New prognostic phenology in the Yale Interactive Terrestrial Biosphere Model: implications for plant volatile emissions and surface air pollution in the temperate zone between 1980s and 2010s
Thursday, 18 December 2014
We describe the implementation of an improved prognostic phenology scheme in the Yale Interactive Terrestrial Biosphere Model (YIBs). The spring phenology of deciduous broadleaf forest (DBF) is predicted using the cumulative thermal summation with chilling requirements, and the autumn phenology is jointly regulated by temperature and photoperiod. The phenology of shrubland and grassland is sensitive to temperature, except for sites with climatological soil temperature > 12 °C, where plant phenology is controlled by water availability. The model represents frost hardening in evergreen needleleaf forest.
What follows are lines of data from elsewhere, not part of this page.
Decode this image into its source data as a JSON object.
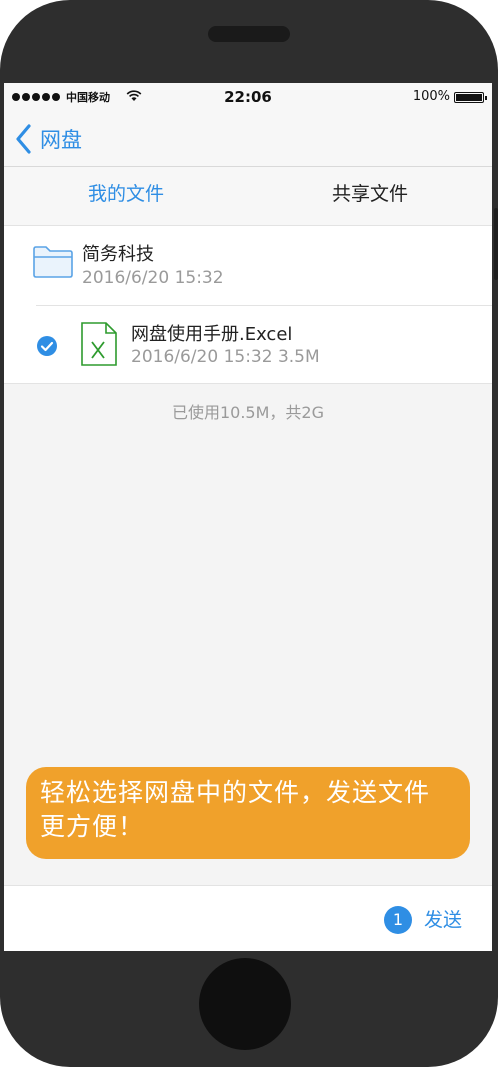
{
  "status_bar": {
    "carrier": "中国移动",
    "time": "22:06",
    "battery": "100%"
  },
  "nav": {
    "back_label": "网盘"
  },
  "tabs": [
    {
      "label": "我的文件",
      "active": true
    },
    {
      "label": "共享文件",
      "active": false
    }
  ],
  "files": [
    {
      "name": "简务科技",
      "meta": "2016/6/20   15:32",
      "icon": "folder-icon",
      "selected": false
    },
    {
      "name": "网盘使用手册.Excel",
      "meta": "2016/6/20   15:32   3.5M",
      "icon": "excel-file-icon",
      "selected": true
    }
  ],
  "storage_text": "已使用10.5M，共2G",
  "promo": {
    "line1": "轻松选择网盘中的文件，发送文件",
    "line2": "更方便！"
  },
  "bottom_bar": {
    "selected_count": "1",
    "send_label": "发送"
  },
  "colors": {
    "accent": "#2f8ee4",
    "promo_bg": "#f0a12b",
    "excel_green": "#2e9b2e"
  }
}
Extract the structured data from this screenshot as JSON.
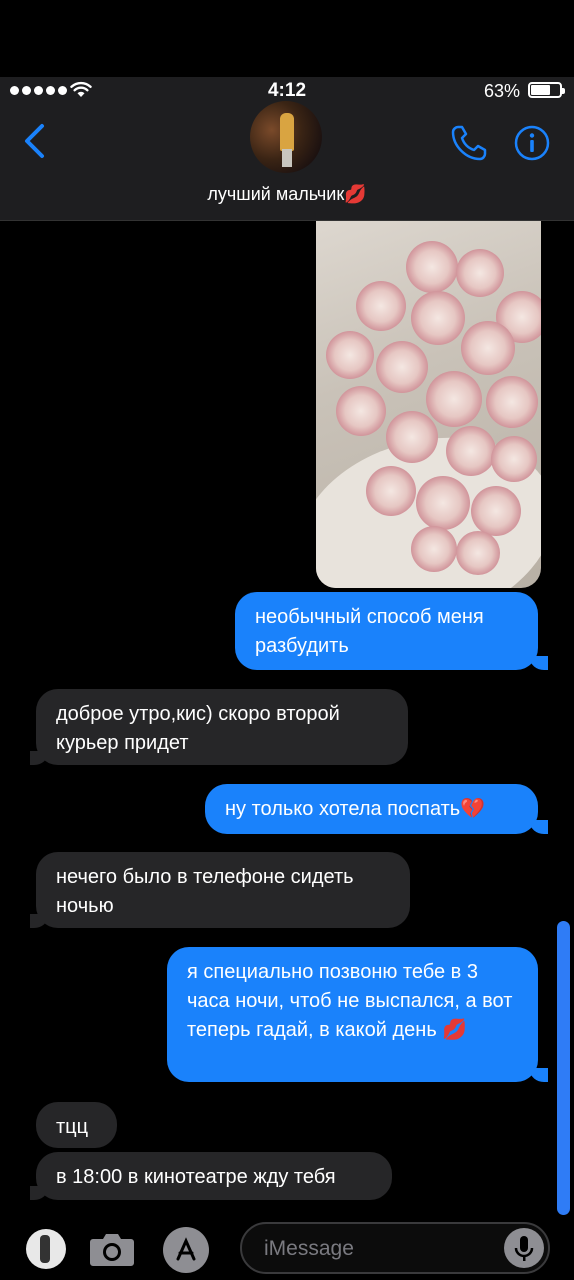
{
  "status_bar": {
    "time": "4:12",
    "battery": "63%",
    "battery_level": 0.63
  },
  "header": {
    "contact_name": "лучший мальчик💋"
  },
  "messages": [
    {
      "dir": "out",
      "text": "необычный способ меня разбудить"
    },
    {
      "dir": "in",
      "text": "доброе утро,кис) скоро второй курьер придет"
    },
    {
      "dir": "out",
      "text": "ну только хотела поспать💔"
    },
    {
      "dir": "in",
      "text": "нечего было в телефоне сидеть ночью"
    },
    {
      "dir": "out",
      "text": "я специально позвоню тебе в 3 часа ночи, чтоб не выспался, а вот теперь гадай, в какой день 💋"
    },
    {
      "dir": "in",
      "text": "тцц"
    },
    {
      "dir": "in",
      "text": "в 18:00 в кинотеатре жду тебя"
    }
  ],
  "photo": {
    "sticker": "♥"
  },
  "input_bar": {
    "placeholder": "iMessage"
  },
  "icons": {
    "back": "chevron-left-icon",
    "call": "phone-icon",
    "info": "info-icon",
    "camera": "camera-icon",
    "apps": "app-store-icon",
    "mic": "microphone-icon"
  },
  "colors": {
    "accent": "#1a82fb",
    "incoming": "#262628",
    "header": "#1e1e20"
  }
}
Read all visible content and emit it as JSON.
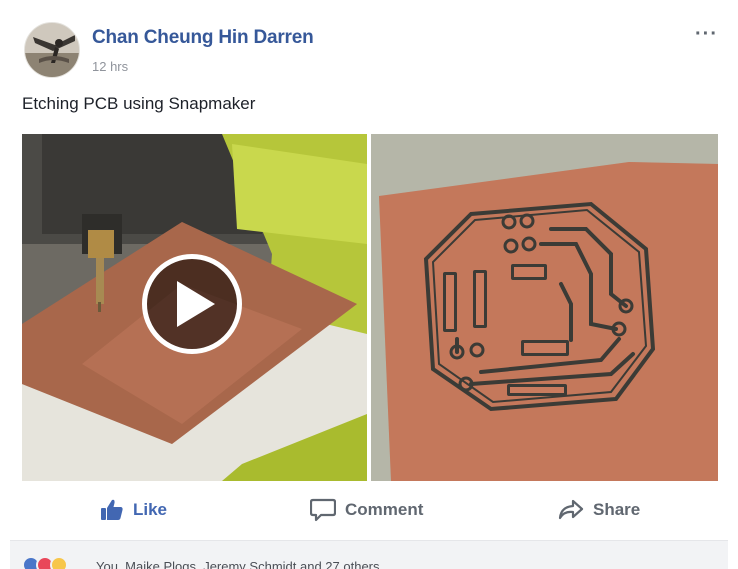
{
  "post": {
    "author": "Chan Cheung Hin Darren",
    "timestamp": "12 hrs",
    "text": "Etching PCB using Snapmaker",
    "more_label": "···"
  },
  "media": {
    "left_icon": "video-thumbnail",
    "right_icon": "photo-thumbnail",
    "play_icon": "play-icon"
  },
  "actions": {
    "like_label": "Like",
    "comment_label": "Comment",
    "share_label": "Share",
    "like_color": "#4267b2",
    "default_color": "#606770"
  },
  "reactions": {
    "icons": [
      "like-reaction-icon",
      "love-reaction-icon",
      "haha-reaction-icon"
    ],
    "summary": "You, Maike Plogs, Jeremy Schmidt and 27 others"
  },
  "colors": {
    "author_link": "#365899",
    "copper": "#c6775c"
  }
}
An off-line version of the model is evaluated against carbon flux measurements at 145 FLUXNET sites across a wide range of ecosystem types. The simulated seasonality of the gross primary productivity (GPP) has high correlations R > 0.95 with observations at 15 out 20 deciduous broadleaf sites. The updated vegetation model has been embedded on-line inside the NASA ModelE2 global chemistry-climate model. We apply this framework to quantify the phenology changes between the 1980s and 2010s and compare those changes to satellite observations for this period. We isolate the impacts of the phenology changes on plant volatile emissions (isoprene and monoterpenes) and examine the consequences for surface ozone and PM2.5 pollution in the United States and Europe.